By 1536, Anne Boleyn had been queen for three years, but she had fallen out of the king’s favor due to her inability to give him a son. She was also on the outs with Thomas Cromwell due to their differing ideologies, even though they were once strong allies. Cromwell was instrumental in engineering the annulment of Henry’s first marriage so he could wed Anne Boleyn and, in return, she made him her right-hand man. But in 1536, Thomas Cromwell gathered evidence that Anne had committed adultery with numerous men, including her own brother. She was found guilty and executed on May 19, 1536, thus paving the way for Henry VIII to marry Jane Seymour just a few days later.
There is little doubt that most of the evidence against Anne Boleyn had been either manufactured or gathered by torture, but historians are uncertain over the role that Thomas Cromwell played in collecting that evidence. Did he fool the king and conspire to get rid of a political enemy or was he acting according to Henry’s instructions all along?
1. What Brought Down the Minoan Civilization?
Over a hundred years ago, archaeologists excavating the Greek islands in the Aegean Sea discovered the remnants of the Minoan Civilization. As they kept exploring, they found that the Minoans weren’t just any ancient people, but they were probably the first truly advanced civilization in Europe. By 1800 BC, they already had a writing system, sophisticated art, giant palaces, and even a plumbing system. The Minoans were ahead of everyone else in Europe, but by the mid 15th century BC, they started to experience a sharp decline, which eventually led to the collapse of their entire civilization. This begged the question – what caused the Minoan Civilization to fall?
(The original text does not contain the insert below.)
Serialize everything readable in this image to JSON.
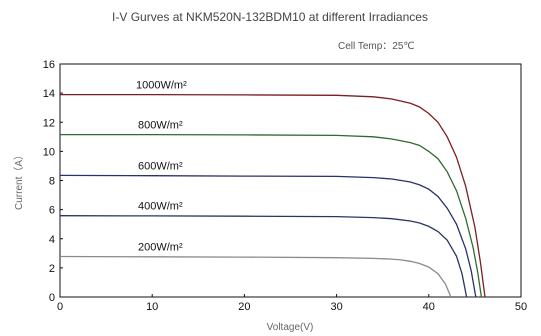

For a long time, the answer was a catastrophic volcano eruption on the island of Thera, or Santorini as we call it nowadays. But archaeologists eventually discovered that Minoan life went on following that event, so there must have been something else. Others have argued that the eruption also caused massive tsunamis to hit the islands and that it also altered the climate to bring on years and years of cold, wet summers which, in turn, led to bad harvests.
While there’s no doubting that the volcano eruption happened, some scholars believe that it was a large earthquake that made the Minoan palaces come crumbling down. And yet a fourth hypothesis claims that it was man, not mother nature, who caused the collapse of the Minoans, and that the civilization was ended by invasions from mainland Greeks, particularly the Mycenaeans. Maybe it was one of these, or maybe it was a combination that brought down Europe’s first true great civilization.